Google, China, and Market Morality

Yesterday's news that Google might pull out of China didn't come as a major surprise. Though America's corporate leadership has happily handed our industrial might to the Chinese in exchange for all that cheap crap we can buy at WalMart, China remains stolidly socialist. Not socialist in the "we provide affordable health care to our citizens" way. Socialist in the old school way, meaning repressing speech and imprisoning dissidents.

A series of recent cyberattacks targeting the gmail accounts of Chinese human rights activists appear to have come from proxies of the Chinese Communist party, and were part of an ongoing and aggressive campaign. It was enough to make Google decide that perhaps their corporate ethics..which are all about openness and freedom..might preclude their being able to operate in such an intensely repressive centralized state.

The response of Wall Street was also not surprising. Shares of Baidu, the search engine that is officially approved by the Chinese government, soared over 13% yesterday at the opening bell. Shares of google dropped, although they clawed back a bit by the end of the trading day. The reasons behind this are obvious. Google may be giving up potential profits and a major market. Baidu, which already has a majority of Chinese market share, stands to materially gain. If your interest is in both short-term and mid-term profit and shareholder return in the next several quarters, then it makes total sense to divest from google and buy up Baidu. That is, in point of fact, the ethic that governs our marketplace. Though the argument is often made that the movement of capital in the free market is amoral, it moves and acts according to a clear set of norms. Profit maximization is a moral framework.
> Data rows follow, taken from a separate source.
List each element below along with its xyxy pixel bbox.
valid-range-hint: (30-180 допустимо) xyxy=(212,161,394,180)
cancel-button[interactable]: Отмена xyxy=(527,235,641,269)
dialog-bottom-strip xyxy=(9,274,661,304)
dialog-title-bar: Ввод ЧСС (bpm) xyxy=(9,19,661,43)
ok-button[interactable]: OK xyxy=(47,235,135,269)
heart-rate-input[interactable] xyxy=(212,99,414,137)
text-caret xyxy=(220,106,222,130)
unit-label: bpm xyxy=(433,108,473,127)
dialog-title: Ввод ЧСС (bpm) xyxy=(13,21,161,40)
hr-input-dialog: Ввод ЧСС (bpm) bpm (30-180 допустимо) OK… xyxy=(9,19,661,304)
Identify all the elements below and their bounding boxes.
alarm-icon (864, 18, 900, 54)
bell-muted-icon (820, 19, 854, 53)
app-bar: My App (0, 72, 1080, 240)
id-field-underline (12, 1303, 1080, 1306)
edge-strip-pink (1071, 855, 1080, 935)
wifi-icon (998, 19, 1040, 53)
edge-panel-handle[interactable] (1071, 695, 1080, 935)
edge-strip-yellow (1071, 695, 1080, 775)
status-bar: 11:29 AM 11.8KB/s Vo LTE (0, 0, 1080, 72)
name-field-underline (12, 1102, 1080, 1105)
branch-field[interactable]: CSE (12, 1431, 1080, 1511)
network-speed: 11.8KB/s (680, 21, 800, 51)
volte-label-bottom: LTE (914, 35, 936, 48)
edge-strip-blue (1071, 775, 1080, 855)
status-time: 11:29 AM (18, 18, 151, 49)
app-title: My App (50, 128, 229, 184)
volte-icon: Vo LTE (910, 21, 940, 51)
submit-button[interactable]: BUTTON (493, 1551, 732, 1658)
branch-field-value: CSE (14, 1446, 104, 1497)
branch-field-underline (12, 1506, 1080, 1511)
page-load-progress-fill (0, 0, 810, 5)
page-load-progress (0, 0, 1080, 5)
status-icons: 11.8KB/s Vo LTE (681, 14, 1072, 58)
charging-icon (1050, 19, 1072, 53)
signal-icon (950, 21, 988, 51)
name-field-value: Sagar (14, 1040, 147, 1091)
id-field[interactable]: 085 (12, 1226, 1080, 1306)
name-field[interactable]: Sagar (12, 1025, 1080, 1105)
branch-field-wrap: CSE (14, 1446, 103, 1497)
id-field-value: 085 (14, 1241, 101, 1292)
This market morality is, unfortunately, often directly opposed to the values that shaped our free and democratic republic. When the pursuit of profit-maximization is allowed to stomp on the pursuit of life and liberty, then we should recognize there are often radical and irreconcilable differences between the ethic of the market and the ethic of universal human liberty. Human beings who are part of the marketplace need to be aware that when they choose market over liberty, they are not just making a business decision. They are making a moral choice, one that defines them.

They have to choose which set of values will govern their decisions.

One cannot, as a dear friend once told me, serve two masters.